A man goes to Heaven and meets Jesus.

While Jesus is showing him round, he spots a broken clock.  “What’s that there for?” he asks.  Jesus says “that’s Mother Teresa’s clock it has never moved because she has never lied.”   “Just over here is Abraham Lincoln’s clock. He lied twice, so it has moved twice.”  

“Where is Donald Trump’s clock?” asks the man.   Jesus answers: “It’s in my office, I’m using it as a ceiling fan.” 

Golf Player and Saudi Prince

A golfer is walking down the road carrying his clubs when he sees an Arab being held up at gunpoint.

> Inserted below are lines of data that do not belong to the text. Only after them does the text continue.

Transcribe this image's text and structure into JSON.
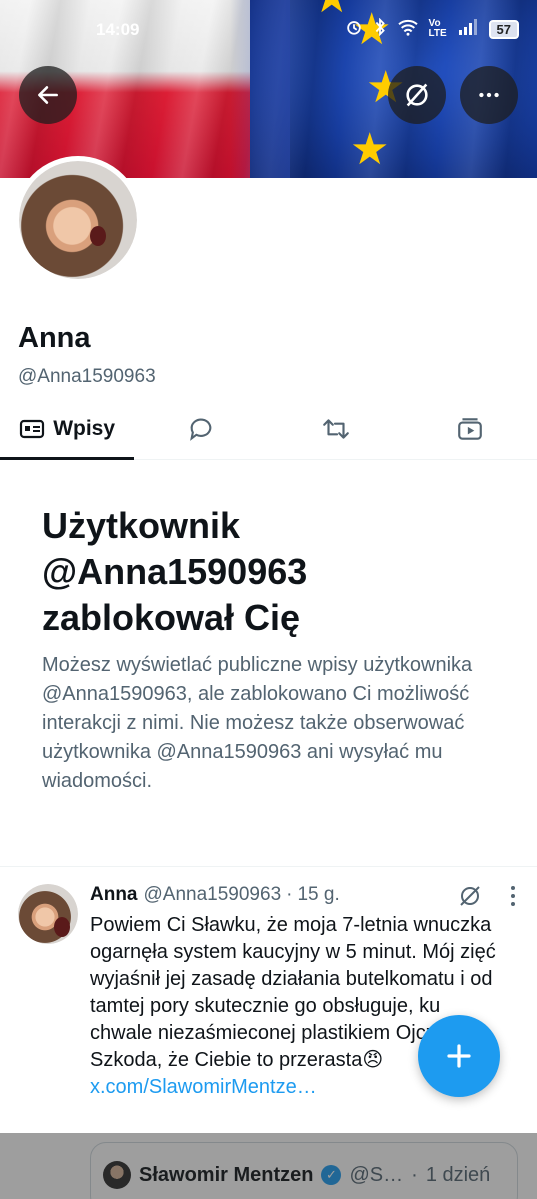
{
  "status_bar": {
    "time": "14:09",
    "battery": "57",
    "icons": [
      "alarm-icon",
      "bluetooth-icon",
      "wifi-icon",
      "volte-icon",
      "signal-icon",
      "battery-icon"
    ],
    "volte": "Vo LTE"
  },
  "header": {
    "back_icon": "arrow-left-icon",
    "grok_icon": "grok-icon",
    "more_icon": "more-horizontal-icon"
  },
  "profile": {
    "name": "Anna",
    "handle": "@Anna1590963"
  },
  "tabs": [
    {
      "label": "Wpisy",
      "icon": "posts-icon",
      "active": true
    },
    {
      "label": "",
      "icon": "reply-icon",
      "active": false
    },
    {
      "label": "",
      "icon": "repost-icon",
      "active": false
    },
    {
      "label": "",
      "icon": "media-icon",
      "active": false
    }
  ],
  "blocked": {
    "title_line1": "Użytkownik",
    "title_line2": "@Anna1590963",
    "title_line3": "zablokował Cię",
    "body": "Możesz wyświetlać publiczne wpisy użytkownika @Anna1590963, ale zablokowano Ci możliwość interakcji z nimi. Nie możesz także obserwować użytkownika @Anna1590963 ani wysyłać mu wiadomości."
  },
  "tweet": {
    "name": "Anna",
    "handle": "@Anna1590963",
    "separator": "·",
    "age": "15 g.",
    "text": "Powiem Ci Sławku, że moja 7-letnia wnuczka ogarnęła system kaucyjny w 5 minut. Mój zięć wyjaśnił jej zasadę działania butelkomatu i od tamtej pory skutecznie go obsługuje, ku chwale niezaśmieconej plastikiem Ojczyzny. Szkoda, że Ciebie to przerasta😠",
    "link": "x.com/SlawomirMentze…"
  },
  "quoted": {
    "name": "Sławomir Mentzen",
    "handle": "@S…",
    "separator": "·",
    "age": "1 dzień"
  },
  "fab": {
    "icon": "plus-icon"
  },
  "colors": {
    "accent": "#1d9bf0",
    "text_primary": "#0f1419",
    "text_secondary": "#536471"
  }
}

He pulls out a wedge and smashes it over the back of the robber's head, knocking him unconscious.

"You probably saved my life," says the grateful Arab. "I am a member of the Saudi Royal Family and I have the power and money to give you anything you desire as a reward."

The golfer glances at his golf bag.

"Some new golf clubs would be nice," he says.

Two weeks later, the Sheikh's secretary calls him up.

"We've got your golf clubs," she says, "but the Sheikh would like to apologise to you in advance: only three of them have swimming pools."

My brother was murdered today

cop: do you mind identifying the body [puts hand on my shoulder] I have to warn you the body was hacked up.

me: [tearing up] yes that's my brother Reese.

cop: you're sure?

me: [nodding] those are Reese's Pieces.

Rednecks are good at sensitive stuff.

Three Rednecks were working on a Cell Phone pole: Cooter, Pete and KC. As they start their descent Cooter slips, falls off the tower and is killed instantly.

As the ambulance takes the body away, Pete says, "Well, damn, someone should go and tell his wife." KC says, "OK, I'm pretty good at that sensitive stuff, I'll do it."

Two hours later, he comes back carrying a case of Budweiser.

Pete says, "Where did you get that beer, KC?"

"Cooter's wife gave it to me," KC replies.

"That's unbelievable, you told the lady her husband was dead and she gave you beer?"

Well, not exactly", KC says. "When she answered the door, I said to her, You must be Cooter's widow."
She said, "You must be mistaken, I'm not a widow."

Then I said "I'll bet you a case of Budweiser you are."

A married couple are having sex

A married couple are being intimate in the bedroom, when suddenly the wife groans in pain and looks up at her husband.

"Honey... take off your ring before you finger me." She says.

He gives her a confused look and replies, "That's not my ring, that's my watch."

Two aliens are flying near earth~

The first one says, "The dominant life form here have developed satellite based nuclear weapons."

The second one says, "Are they an emerging intelligence?"

The first one says, "I don't think so, they have it aimed at themselves."